A “Moral Horror” Story About Growing Up
Alien movies may have raked in more than half a billion dollars at the box office over the past 45 years, but Hawley wanted to get back to the practical effects and personal fears that infused Ridley Scott’s original film. “People feel maybe at a certain price point, now you can stop putting a camera on a rolling chair—you can stop with the guerrilla techniques—but for me it’s always whatever solves the problem,” he says.
In the first episode, when he needed the xenomorph to slide into view through a doorway, Hawley put the suit performer in a rolling chair. When watching dailies, he would sometimes hum a tune into his phone and send it to his composer, Jeff Russo. “It’s a very hands-on process, and I think you feel that,” Hawley says. “It doesn’t feel like this is some soulless exercise written by cash registers.”
Earlier this year, Hawley told the New York Times he’d “rather fail horribly than be middle of the road” and that writers “have to take the big creative swings.” When WIRED asks about the biggest swing he took with Alien: Earth, Hawley doesn’t hesitate.

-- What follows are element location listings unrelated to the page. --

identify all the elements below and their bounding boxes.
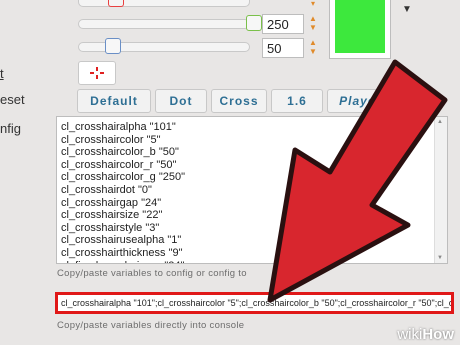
config-line: cl_crosshaircolor_g "250" <box>61 171 185 184</box>
config-line: cl_crosshairthickness "9" <box>61 246 183 259</box>
console-field[interactable]: cl_crosshairalpha "101";cl_crosshaircolo… <box>55 292 454 314</box>
config-line: cl_crosshaircolor "5" <box>61 133 161 146</box>
gap-value-field[interactable]: 50 <box>262 38 304 58</box>
config-line: cl_crosshairalpha "101" <box>61 121 176 133</box>
preset-players-button[interactable]: Players <box>327 89 401 113</box>
top-slider-knob[interactable] <box>108 0 124 7</box>
wikihow-watermark: wikiHow <box>397 326 454 343</box>
color-swatch <box>335 0 385 53</box>
config-scrollbar[interactable]: ▲ ▼ <box>434 117 447 263</box>
green-value-field[interactable]: 250 <box>262 14 304 34</box>
config-textarea[interactable]: cl_crosshairalpha "101" cl_crosshaircolor… <box>56 116 448 264</box>
green-slider-knob[interactable] <box>246 15 262 31</box>
gap-slider-knob[interactable] <box>105 38 121 54</box>
green-spinner-icon[interactable]: ▲ ▼ <box>307 14 319 34</box>
top-spinner[interactable]: ▾ <box>307 0 319 8</box>
preset-16-button[interactable]: 1.6 <box>271 89 323 113</box>
config-line: cl_fixedcrosshairgap "24" <box>61 260 221 263</box>
crosshair-preview[interactable] <box>78 61 116 85</box>
gap-spinner-icon[interactable]: ▲ ▼ <box>307 38 319 58</box>
color-preview-frame[interactable] <box>329 0 391 59</box>
chevron-down-icon[interactable]: ▼ <box>402 4 412 15</box>
crosshair-icon <box>90 67 104 79</box>
config-line: cl_crosshairsize "22" <box>61 209 163 222</box>
sidebar-label-t: t <box>0 66 4 81</box>
sidebar-label-config: nfig <box>0 121 21 136</box>
config-line: cl_crosshairdot "0" <box>61 183 152 196</box>
preset-cross-button[interactable]: Cross <box>211 89 267 113</box>
config-lines: cl_crosshairalpha "101" cl_crosshaircolor… <box>61 121 221 263</box>
config-line: cl_crosshaircolor_r "50" <box>61 158 177 171</box>
config-line: cl_crosshaircolor_b "50" <box>61 146 179 159</box>
top-slider-cut[interactable] <box>78 0 250 7</box>
config-hint: Copy/paste variables to config or config… <box>57 268 247 279</box>
config-line: cl_crosshairgap "24" <box>61 196 162 209</box>
console-hint: Copy/paste variables directly into conso… <box>57 320 245 331</box>
gap-slider[interactable] <box>78 42 250 52</box>
config-line: cl_crosshairusealpha "1" <box>61 234 182 247</box>
green-slider[interactable] <box>78 19 250 29</box>
preset-dot-button[interactable]: Dot <box>155 89 207 113</box>
config-line: cl_crosshairstyle "3" <box>61 221 160 234</box>
preset-default-button[interactable]: Default <box>77 89 151 113</box>
sidebar-label-preset: eset <box>0 92 25 107</box>
config-hint-tail: ield <box>302 268 318 279</box>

“It was actors playing children in adult bodies,” he says, which initially made some collaborators nervous about the series. “When we think of children in adult bodies we think of Will Ferrell. We think of Elf. But I knew children are super noble and truthful and honorable, and if they’re written correctly, and if the actors understand the assignment, then you get the best of both worlds.”
The result of Hawley’s swing is one of the most fascinating science-fiction TV series of the decade that poses compelling questions about the future, what it means to be human, and how children become—or don’t become—adults.
“For these children who were human and have now been put into synthetic bodies, humanity is now a choice,” Hawley says. “What are these children going to choose?”